Growth stocks started 2023 on a positive note, along with much of the stock market. But equities, growth-oriented or otherwise, have yet to recoup the losses they accumulated last year. So plenty of excellent companies remain whose shares are down massively over the trailing 12-month period, providing exciting opportunities for investors to pick up shares from the discount box.

Two such companies that investors shouldn't miss out on are Match Group (MTCH 1.73%) and Adyen (ADYE.Y 0.33%). Both of these companies are solid buys. 

MTCH Chart

MTCH data by YCharts

1. Match Group 

The market is swiping left on Match Group right now. The online dating specialist had a challenging year in 2022, during which its financial results disappointed compared to the previous year, a key reason why its shares have declined by 60% over the trailing 12-month period. Match Group's fourth-quarter results illustrate that.

The company's revenue declined by 2% year over year to $786 million. Match Group's total paying members and revenue per payer declined slightly as well.

Even so, Match Group remains an exciting stock to buy. One of the key reasons why is the company's massive ecosystem.
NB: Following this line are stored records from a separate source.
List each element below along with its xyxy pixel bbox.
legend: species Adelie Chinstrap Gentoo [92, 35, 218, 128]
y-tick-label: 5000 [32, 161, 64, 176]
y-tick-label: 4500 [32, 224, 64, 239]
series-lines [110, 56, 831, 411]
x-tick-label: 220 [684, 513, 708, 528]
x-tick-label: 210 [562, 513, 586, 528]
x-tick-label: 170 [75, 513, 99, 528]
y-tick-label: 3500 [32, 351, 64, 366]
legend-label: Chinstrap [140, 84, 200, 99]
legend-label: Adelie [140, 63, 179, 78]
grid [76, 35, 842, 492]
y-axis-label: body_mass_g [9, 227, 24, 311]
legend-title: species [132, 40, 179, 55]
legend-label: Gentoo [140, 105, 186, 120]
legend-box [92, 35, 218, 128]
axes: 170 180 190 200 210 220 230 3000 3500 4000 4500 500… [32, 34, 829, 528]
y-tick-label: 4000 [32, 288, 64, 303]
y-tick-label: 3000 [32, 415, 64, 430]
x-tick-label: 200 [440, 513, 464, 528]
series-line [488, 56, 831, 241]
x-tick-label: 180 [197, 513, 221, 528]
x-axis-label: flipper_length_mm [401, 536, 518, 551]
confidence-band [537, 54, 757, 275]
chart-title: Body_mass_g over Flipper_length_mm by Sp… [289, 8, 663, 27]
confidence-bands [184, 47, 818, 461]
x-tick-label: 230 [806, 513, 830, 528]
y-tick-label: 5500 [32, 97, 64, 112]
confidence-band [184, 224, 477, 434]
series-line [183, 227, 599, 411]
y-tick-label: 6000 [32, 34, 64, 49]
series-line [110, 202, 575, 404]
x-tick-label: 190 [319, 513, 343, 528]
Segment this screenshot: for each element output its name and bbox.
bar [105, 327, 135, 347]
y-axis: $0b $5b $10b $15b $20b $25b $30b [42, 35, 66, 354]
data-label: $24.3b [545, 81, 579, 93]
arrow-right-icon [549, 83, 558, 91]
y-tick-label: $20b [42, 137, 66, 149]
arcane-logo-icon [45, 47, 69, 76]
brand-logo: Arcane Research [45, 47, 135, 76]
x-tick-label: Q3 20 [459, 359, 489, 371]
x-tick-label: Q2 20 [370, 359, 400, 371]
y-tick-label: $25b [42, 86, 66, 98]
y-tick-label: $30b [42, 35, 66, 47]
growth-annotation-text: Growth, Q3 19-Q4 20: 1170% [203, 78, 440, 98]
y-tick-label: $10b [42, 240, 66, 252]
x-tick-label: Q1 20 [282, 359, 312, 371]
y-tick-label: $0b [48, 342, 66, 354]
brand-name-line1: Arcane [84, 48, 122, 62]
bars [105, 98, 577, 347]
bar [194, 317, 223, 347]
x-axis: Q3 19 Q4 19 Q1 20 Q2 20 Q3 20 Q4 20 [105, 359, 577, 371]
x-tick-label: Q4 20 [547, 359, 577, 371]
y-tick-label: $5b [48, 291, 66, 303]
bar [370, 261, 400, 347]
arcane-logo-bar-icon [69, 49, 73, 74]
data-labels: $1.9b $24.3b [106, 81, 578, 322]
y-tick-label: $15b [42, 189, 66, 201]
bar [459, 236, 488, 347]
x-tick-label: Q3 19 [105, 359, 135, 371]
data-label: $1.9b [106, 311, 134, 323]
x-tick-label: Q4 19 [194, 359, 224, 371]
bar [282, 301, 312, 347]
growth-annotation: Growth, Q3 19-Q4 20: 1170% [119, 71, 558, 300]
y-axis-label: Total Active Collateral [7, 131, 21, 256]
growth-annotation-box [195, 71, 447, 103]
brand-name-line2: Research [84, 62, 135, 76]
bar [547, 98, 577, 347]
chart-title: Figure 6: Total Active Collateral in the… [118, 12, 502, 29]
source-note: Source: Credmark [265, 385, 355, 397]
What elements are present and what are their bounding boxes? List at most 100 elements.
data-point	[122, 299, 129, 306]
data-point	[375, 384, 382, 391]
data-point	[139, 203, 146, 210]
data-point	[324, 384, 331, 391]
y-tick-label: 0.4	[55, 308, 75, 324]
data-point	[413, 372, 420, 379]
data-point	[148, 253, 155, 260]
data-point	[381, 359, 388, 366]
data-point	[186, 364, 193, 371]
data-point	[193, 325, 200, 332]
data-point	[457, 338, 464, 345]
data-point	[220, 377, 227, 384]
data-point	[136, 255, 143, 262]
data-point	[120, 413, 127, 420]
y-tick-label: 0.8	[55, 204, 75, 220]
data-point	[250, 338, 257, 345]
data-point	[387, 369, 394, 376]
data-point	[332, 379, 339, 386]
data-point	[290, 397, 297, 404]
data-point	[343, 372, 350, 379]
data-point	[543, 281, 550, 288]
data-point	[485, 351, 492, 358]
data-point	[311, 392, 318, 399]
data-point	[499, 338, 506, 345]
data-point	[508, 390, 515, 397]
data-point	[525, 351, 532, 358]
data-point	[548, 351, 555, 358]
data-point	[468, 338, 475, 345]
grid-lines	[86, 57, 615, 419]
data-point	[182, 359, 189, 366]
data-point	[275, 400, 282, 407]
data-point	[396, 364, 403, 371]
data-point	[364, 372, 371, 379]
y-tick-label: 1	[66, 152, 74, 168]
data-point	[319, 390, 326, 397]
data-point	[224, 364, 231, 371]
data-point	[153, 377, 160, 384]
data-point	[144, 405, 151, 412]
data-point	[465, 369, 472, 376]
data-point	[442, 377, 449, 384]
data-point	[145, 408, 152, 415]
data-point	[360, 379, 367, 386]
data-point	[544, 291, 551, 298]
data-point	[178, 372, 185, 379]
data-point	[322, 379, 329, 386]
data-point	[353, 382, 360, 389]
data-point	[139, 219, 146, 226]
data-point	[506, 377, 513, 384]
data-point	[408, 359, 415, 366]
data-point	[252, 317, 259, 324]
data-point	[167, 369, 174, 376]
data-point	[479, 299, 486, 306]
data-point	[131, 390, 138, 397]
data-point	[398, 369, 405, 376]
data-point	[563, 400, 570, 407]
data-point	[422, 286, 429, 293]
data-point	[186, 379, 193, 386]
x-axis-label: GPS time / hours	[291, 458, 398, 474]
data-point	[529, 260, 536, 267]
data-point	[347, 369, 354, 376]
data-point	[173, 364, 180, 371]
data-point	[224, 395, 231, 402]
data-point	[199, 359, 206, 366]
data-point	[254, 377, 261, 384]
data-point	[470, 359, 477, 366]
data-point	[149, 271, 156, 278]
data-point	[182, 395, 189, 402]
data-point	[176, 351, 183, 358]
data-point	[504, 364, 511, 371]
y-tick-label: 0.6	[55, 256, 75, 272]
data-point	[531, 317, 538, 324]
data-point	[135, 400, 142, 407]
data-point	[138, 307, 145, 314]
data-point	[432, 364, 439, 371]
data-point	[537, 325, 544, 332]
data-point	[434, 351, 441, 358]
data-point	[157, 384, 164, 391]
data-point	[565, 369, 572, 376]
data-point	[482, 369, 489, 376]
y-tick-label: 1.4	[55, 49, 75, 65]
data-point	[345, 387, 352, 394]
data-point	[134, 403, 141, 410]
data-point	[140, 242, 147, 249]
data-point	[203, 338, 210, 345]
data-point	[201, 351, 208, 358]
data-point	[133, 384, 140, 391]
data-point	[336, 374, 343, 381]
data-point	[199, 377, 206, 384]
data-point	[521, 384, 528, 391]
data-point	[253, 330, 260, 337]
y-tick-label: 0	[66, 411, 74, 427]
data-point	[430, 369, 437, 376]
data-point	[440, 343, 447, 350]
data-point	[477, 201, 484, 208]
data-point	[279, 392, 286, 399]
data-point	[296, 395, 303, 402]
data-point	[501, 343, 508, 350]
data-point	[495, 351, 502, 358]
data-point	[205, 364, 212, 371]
Tinder remains one of the most popular dating apps in the world, Hinge is also widely successful, and Match Group boasts many other websites and apps under its banner. Overall, the company has about 16.1 million paying users who visit one of its platforms regularly.

That gives the company plenty of opportunities to monetize its user base in online dating. That's why Match Group recently brought in Will Wu, a former executive of Snap experienced in digital social product innovation, to jump-start Tinder and Match's other platforms by introducing new attractive features that cater to the company's customers.

Match Group has already been testing various features on Tinder and Hinge, including new ways of filtering who one sees and can connect with based on dating intentions. The company has a list of potential new tweaks it will test this year. Match Group still sees massive worldwide opportunities ahead, especially in Asia with its high population and low online dating penetration.

And given that the value of Match Group's platform increases as more people use it, we can expect paying (and non-paying) members to continue to grow long-term despite the fourth quarter's decline. Patience will be key here, but Match Group is still in a solid position to deliver market-beating returns. 

2. Adyen 

Netherlands-based Adyen is a fintech specialist that offers its clients an integrated payment platform, allowing them to accept various payment methods seamlessly across multiple countries and continents. The company's list of customers is a clue to how valuable its services are and how successful it is. It includes multiple famous multinational corporations such as Spotify, eBay, and Etsy.

A look at Adyen's financial results confirms its success story. In the second half of 2022, the company's revenue increased by 30% year over year to 721.7 million euros ($765.2 million), while its total payment volume jumped to 421.7 billion euros ($447.1 billion), 41% higher than the year-ago period.

It is true that Adyen's growth rates have slowed recently compared to the early days of the pandemic, a slowdown that contributed to its share price declining by 29% in the past year. Many fintech and e-commerce companies have suffered a similar fate due to coronavirus-related dynamics since these services were in much higher demand in the early days of the outbreak.

More importantly, Adyen has consistently reported solid revenue and earnings over the years. The company's prospects depend on its ability to continue doing so, and we have excellent reasons to believe it can.

There remains plenty of whitespace for Adyen, especially in regions beyond Europe, where it generates much of its revenue. The company's North American operations have been growing faster on that front. In the second half of 2022, North America revenue grew 45% year over year to 190.7 million euros ($202.2 million), compared to Europe's 20% year-over-year growth to 399.4 million euros ($423.5 million).

As Adyen continues to make headway in markets in which it has less of a presence, both its payment volume and revenue will continue rising. Adyen expects top-line growth in the mid to late 20s in the medium term. Even beyond that, Adyen's solid position in fintech and the general growth of the entire industry will propel the company to new heights.

Adyen's platform benefits from high switching costs, since its customers can't easily switch payment providers without risking business interruptions. This competitive edge only adds to Adyen's appeal to investors ready to hold on to its shares for a decade or more.